I am sending this proposal with a broken heart and I believe that you are going to give me a sympathetic attention. I regret the inconvenience it might cause you based on the condition that we have not met before. But I so much believe that Allah is in total control.

hmm, making people sympathize and mentioning, “Allah is in total control.”

Intro:

I am Hajia . Munirat Fatima Abacha, the wife of Mohammed Abacha, son of the late head of state of Federal Republic of Nigeria - General Sani Abacha.I am contacting you in view of the fact that we will be of great assistance to each other like wise developing a cordial relationship as true Islamic families.

My husband along with his late father and top officials of their past administration has been accused of looting several Billion United States Dollars from the Nigeria Government. The current attitude of the present government towards my family has indeed made life quite unbearable and sad to us trying to leave us on empty handed. Make reference to this BBC report: http://news.bbc.co.uk/2/hi/africa/2282366.stm

hey, now i have proof that her husband really did have this case, including a bbc report…

for us. Fortunately, Mohammed my Husband has Eighteen million and Six hundred thousand and United States Dollars (US$18.6 million) cash, which he intended to use for investment purposes in an Islamic nation abroad for hotel and recreation reservation centre, while part will be diverted into charity and destitute homes to assist the life of the needy and helpless. This money is kept in a private security company in London now. This money was deposited for safe keeping in the security vault of a freighting agency here by my husband preparatory to being air lifted abroad for investment purposes before his arrest leaving a clause that it could only be claimed by an expatriate partner. It is only my husband and myself that know where the money is kept with full information on documents with our trusted family lawyer.

what’s this “for us” that starts the paragraph? - there’s nothing missing above it or below it… it doesn’t make any sense to start that sentence with “for us,” but uh… okay. centre? confidential information like this sent in an email? using stolen money for charity? yeah…

Due to the current situation in the country concerning government’s vendettas towards my family, we seek your assistance to transfer this money out of London for the purpose of investment as intended by my husband. Note that my family is currently being probed by this present government for alleged involvement in misappropriation of public funds during my father-in-law’s regime. Towards this effect, an embargo restricting my family members from traveling or carrying out financial transactions without their express permission is in force.

Right now, my husband (Mohammed) is under arrest and is being detained in connection to the above and other activities of his late father. However, I have an arrangement on how to freight this money to you after receiving some assurances from you of the safety our own share and that you will only take the commission that we will offer you. This money personally belongs to my husband and he intends that it still be used for investment in Islamic nations only.

investing in islamic nations? don’t they realize that this money, which they admit is stolen and provide an article from the bbc proving it, is 7aram (unlawful) and unusable for investment in islamic countries and islamic projects?
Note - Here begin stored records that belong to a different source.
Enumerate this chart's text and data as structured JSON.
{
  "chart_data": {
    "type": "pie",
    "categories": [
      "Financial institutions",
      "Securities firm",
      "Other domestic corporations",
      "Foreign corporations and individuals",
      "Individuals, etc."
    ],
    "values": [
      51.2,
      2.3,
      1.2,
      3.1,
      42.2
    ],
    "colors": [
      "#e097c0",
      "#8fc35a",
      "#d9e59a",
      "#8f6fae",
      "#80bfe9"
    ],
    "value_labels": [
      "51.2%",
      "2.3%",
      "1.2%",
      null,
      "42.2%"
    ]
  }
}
The freighting company to be used has now been introduced to me and as soon as we receive your readiness to assist us receives this fund we shall formalize the deposit documents in your name and reach an agreement with them to air lift the consignment for your pick up in your address. Bearing in mind that your assistance is needed to transfer this fund, wepropose a commission of 15% (Fifteen Percent) of the total sum to you for the expected services and assistance. While extra 5% is mapped out for miscellaneous expenses.

heyyy! 15% cut of stolen money… no thank you!

On your positive consent, I shall expect you to contact me urgently to enable us discuss about this. Your urgent response is highly needed. I must use this opportunity to implore you to exercise utmost indulgence to keep this matter extraordinarily confidential, while I await your prompt response. I have to remind you that this information should be on a top confidential level. Best regards,

if it has to be kept confidential, its probably illegal… but do people realize this?

MRS. MUNIRAT FATIMA ABACHA

PROFILE: <http://profiles.yahoo.com/hajiafatimaabacha>

so a few interesting things… check out her profile on yahoo (link above). not very realistic that someone in royalty will set up a yahoo profile and set their homepage to be a link to a bbc article accusing their husband of stealing money from the government…

the problem is, with such types of “realistic” and “targeted” messages, many people (especially from the uncle/auntie generation and the non computer savvy people) may believe such messages, especially when they’re addressed as personally as these messages are and when they try to pull people’s help for a “humanitarian cause” and for “the sake of religion” and “doing what’s right” while at the same time presenting a partially accurate (albeit disconnected) view reflective of the recipient’s beliefs.

update (4/13/2007) - this morning, i got two new versions of this email. one to y! mail that is very similar to the other one except with an email address included, and another on gmail which is a different version that includes 1. a new url for the news url (link to cnn this time), 2. a phone number, 3. a “please email me here for security and privacy” with a link to a yahoo.fr email account (except with horrible spelling). 4. a different last name, 5. different percentage (50% rather than 15%), 6. addressing me as “my mr. ahmed” and “dear”…

this is totally ludicrous…